Silva Pedro Gabriel Melo de Barros E, Ikeoka Dimas Tadahiro, Fernandes Viviane Aparecida, Lasta Nilza Sandra, Silva Debora Prudencio E, Okada Mariana Yumi, Izidoro Beatriz Akinaga, Garcia José Carlos Teixeira, Baruzzi Antonio Claudio do Amaral, Furlan Valter
Einstein (Sao Paulo). 2013 Jul-Sep;11(3):310-6. doi: 10.1590/s1679-45082013000300009.
Cardiac surgeries are sometimes followed by significant blood loss, and blood transfusions may be necessary. However, indiscriminant use of blood components can result in detrimental effects for the patient. We evaluated the short-term effects of implementation of a protocol for the rational use of blood products in the perioperative period of cardiac surgery.
Between April and June 2011, an institutional protocol was implemented in a private hospital specializing in cardiology to encourage rational use of blood products, with the consent and collaboration of seven cardiac surgery teams. We collected clinical and demographic data on the patients. The use of blood products and clinical outcomes were analyzed during hospital stay before and after protocol implementation. The protocol consisted of an institutional campaign with an educational intervention to surgical and anesthesiology teams; the goal was to tailor blood transfusion practice according to clinical goals (anemia with hemodynamic changes and significant ventricular dysfunction) and to make routine the prescription of ε-aminocaproic acid intraoperatively, which is recommended by international guidelines based on scientific evidence.

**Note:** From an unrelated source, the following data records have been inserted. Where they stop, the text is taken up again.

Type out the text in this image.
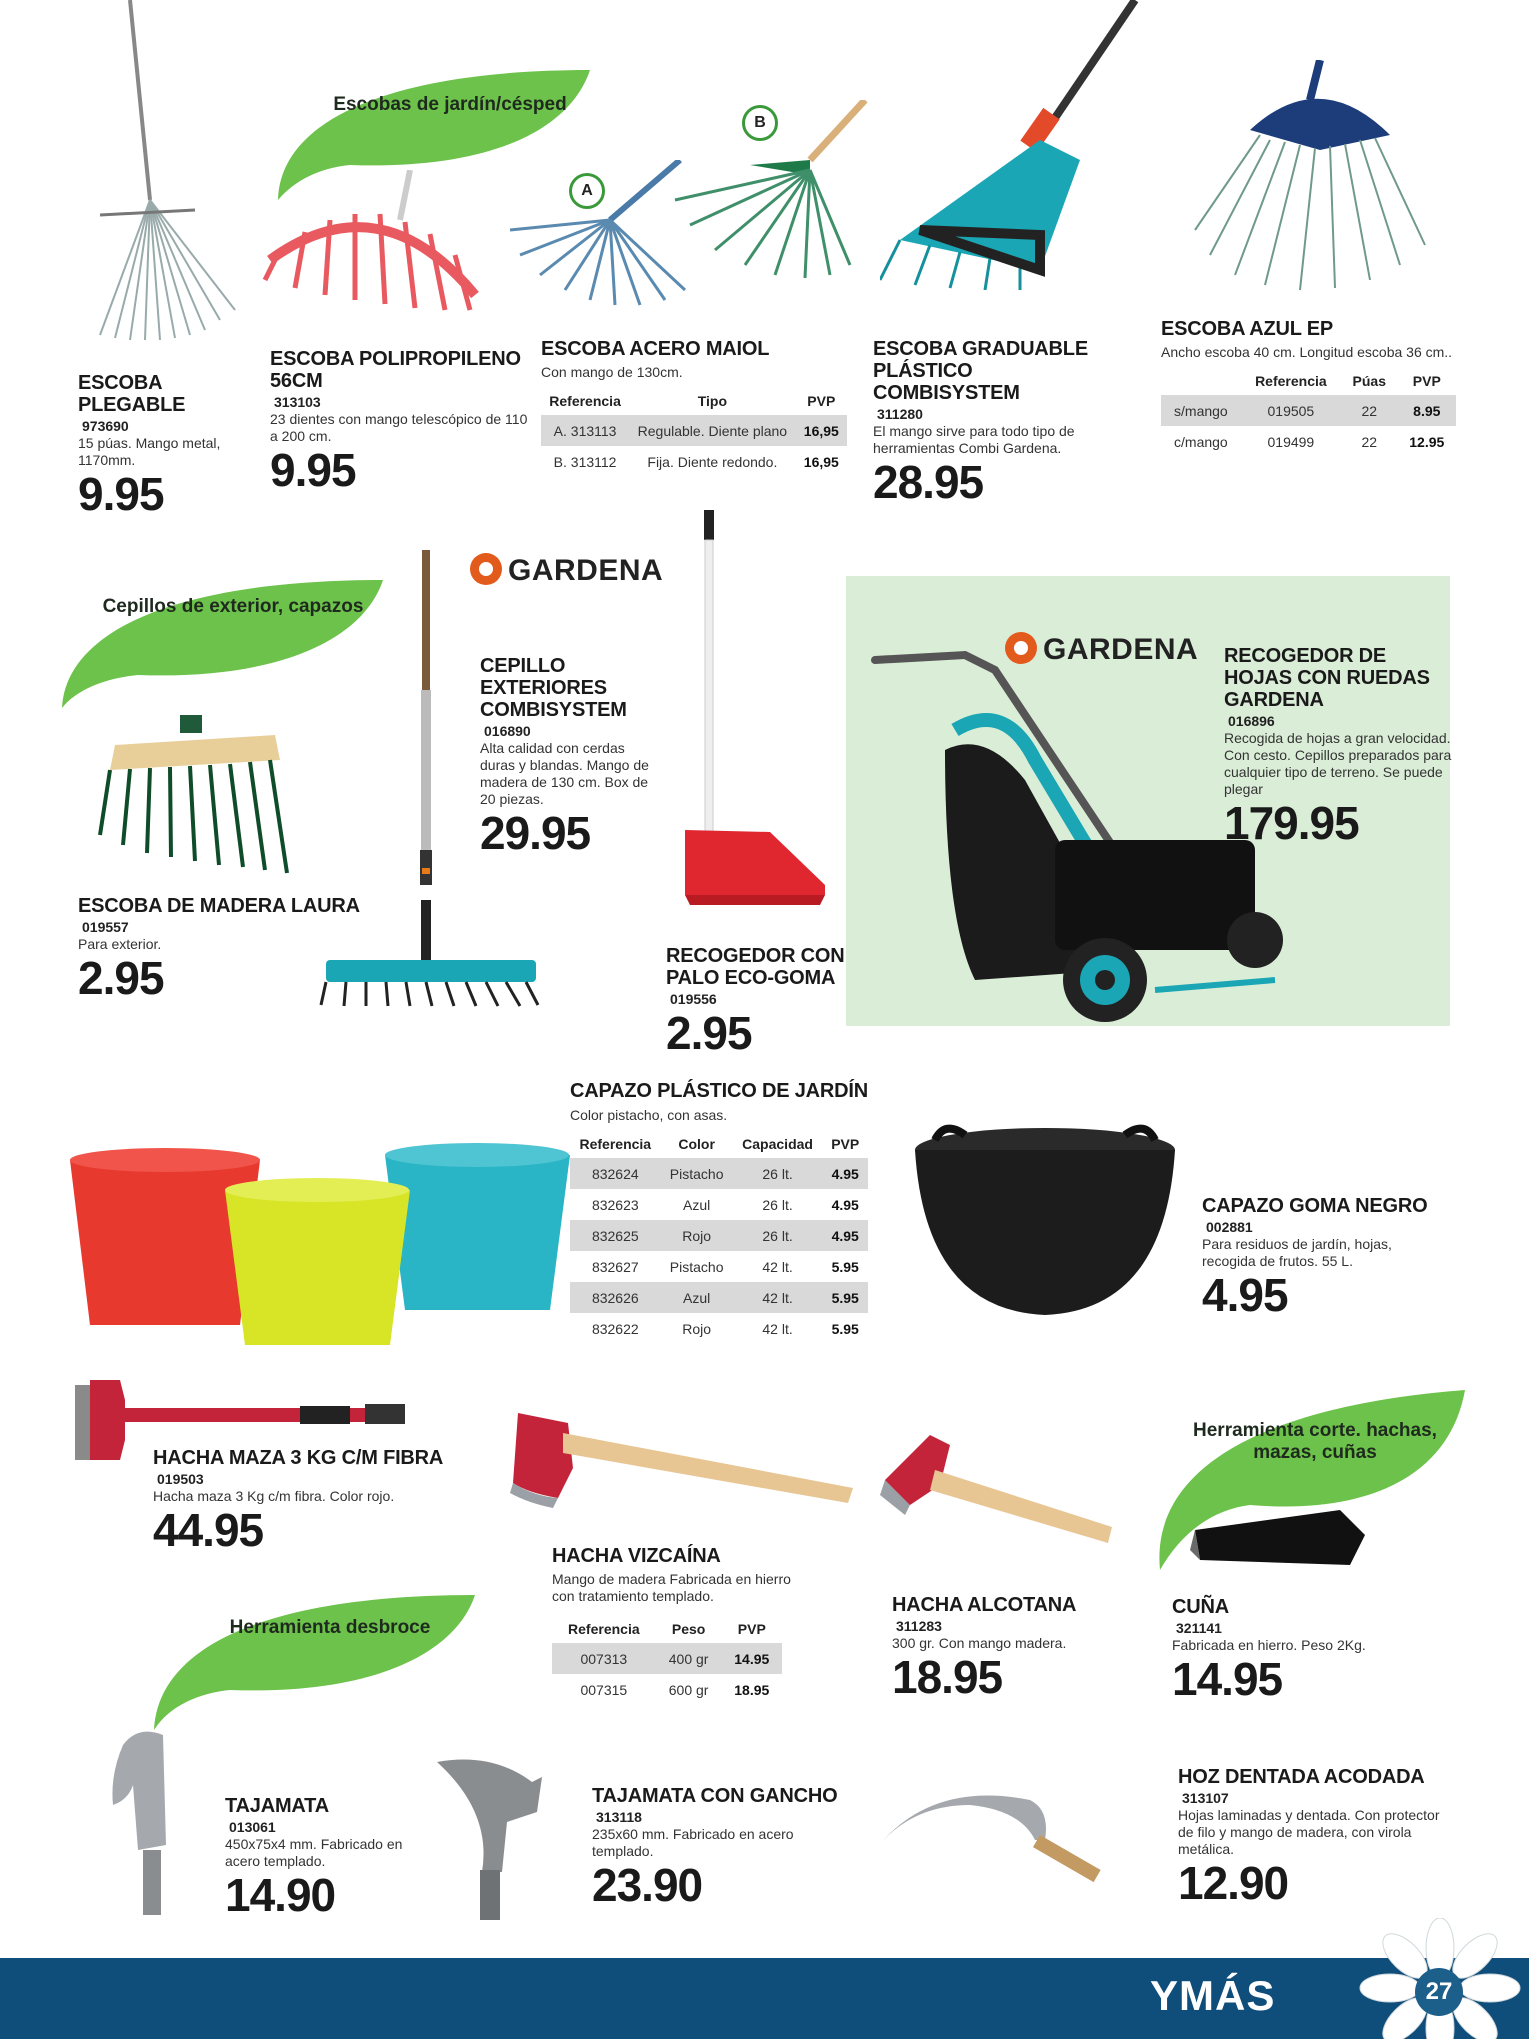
Escobas de jardín/césped
A
B
ESCOBA PLEGABLE
973690
15 púas. Mango metal, 1170mm.
9.95
ESCOBA POLIPROPILENO 56CM
313103
23 dientes con mango telescópico de 110 a 200 cm.
9.95
ESCOBA ACERO MAIOL
Con mango de 130cm.
Referencia	Tipo	PVP
A. 313113	Regulable. Diente plano	16,95
B. 313112	Fija. Diente redondo.	16,95
ESCOBA GRADUABLE PLÁSTICO COMBISYSTEM
311280
El mango sirve para todo tipo de herramientas Combi Gardena.
28.95
ESCOBA AZUL EP
Ancho escoba 40 cm. Longitud escoba 36 cm..
	Referencia	Púas	PVP
s/mango	019505	22	8.95
c/mango	019499	22	12.95
Cepillos de exterior, capazos
GARDENA
CEPILLO EXTERIORES COMBISYSTEM
016890
Alta calidad con cerdas duras y blandas. Mango de madera de 130 cm. Box de 20 piezas.
29.95
ESCOBA DE MADERA LAURA
019557
Para exterior.
2.95	RECOGEDOR CON PALO ECO-GOMA
019556
2.95
GARDENA RECOGEDOR DE HOJAS CON RUEDAS GARDENA
016896
Recogida de hojas a gran velocidad. Con cesto. Cepillos preparados para cualquier tipo de terreno. Se puede plegar
179.95
CAPAZO PLÁSTICO DE JARDÍN
Color pistacho, con asas.
Referencia	Color	Capacidad	PVP
832624	Pistacho	26 lt.	4.95
832623	Azul	26 lt.	4.95
832625	Rojo	26 lt.	4.95
832627	Pistacho	42 lt.	5.95
832626	Azul	42 lt.	5.95
832622	Rojo	42 lt.	5.95
CAPAZO GOMA NEGRO
002881
Para residuos de jardín, hojas, recogida de frutos. 55 L.
4.95
HACHA MAZA 3 KG C/M FIBRA
019503
Hacha maza 3 Kg c/m fibra. Color rojo.
44.95	HACHA VIZCAÍNA
Mango de madera Fabricada en hierro con tratamiento templado.
Referencia	Peso	PVP
007313	400 gr	14.95
007315	600 gr	18.95
HACHA ALCOTANA
311283
300 gr. Con mango madera.
18.95
Herramienta corte. hachas, mazas, cuñas
CUÑA
321141
Fabricada en hierro. Peso 2Kg.
14.95
Herramienta desbroce
TAJAMATA
013061
450x75x4 mm. Fabricado en acero templado.
14.90
TAJAMATA CON GANCHO
313118
235x60 mm. Fabricado en acero templado.
23.90
HOZ DENTADA ACODADA
313107
Hojas laminadas y dentada. Con protector de filo y mango de madera, con virola metálica.
12.90
YMÁS	27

After three months of protocol implementation, the use of ε-aminocaproic acid increased from 31% to 100%. A total of 67% of surgeries before protocol implementation required any blood transfusion, compared with 40% that required any blood transfusion after protocol implementation in subsequent months of the same year (p<0.001). There was no significant difference in clinical outcomes assessed before and after implementation of the protocol.
The rational use of blood products associated with infusion of ε-aminocaproic acid has the potential to reduce the number of blood transfusions in perioperative of cardiac surgeries, but it can affect the risk of complications.
心脏手术有时会导致大量失血,可能需要输血。然而,不加区分地使用血液成分可能会对患者产生不利影响。我们评估了在心脏手术围手术期实施合理使用血液制品方案的短期效果。
2011年4月至6月期间,在一家专门从事心脏病学的私立医院实施了一项机构方案,在七个心脏手术团队的同意和协作下,鼓励合理使用血液制品。我们收集了患者的临床和人口统计学数据。分析了方案实施前后住院期间血液制品的使用情况和临床结果。该方案包括针对外科和麻醉团队的教育干预机构宣传活动;目标是根据临床目标(伴有血流动力学变化和明显心室功能障碍的贫血)调整输血实践,并使术中使用ε-氨基己酸成为常规操作,这是基于科学证据的国际指南所推荐的。
方案实施三个月后,ε-氨基己酸的使用从31%增加到100%。方案实施前,共有67%的手术需要输血,而在同年随后几个月方案实施后,这一比例为40%(p<0.001)。方案实施前后评估的临床结果没有显著差异。
合理使用与输注ε-氨基己酸相关的血液制品有可能减少心脏手术围手术期的输血量,但可能会影响并发症风险。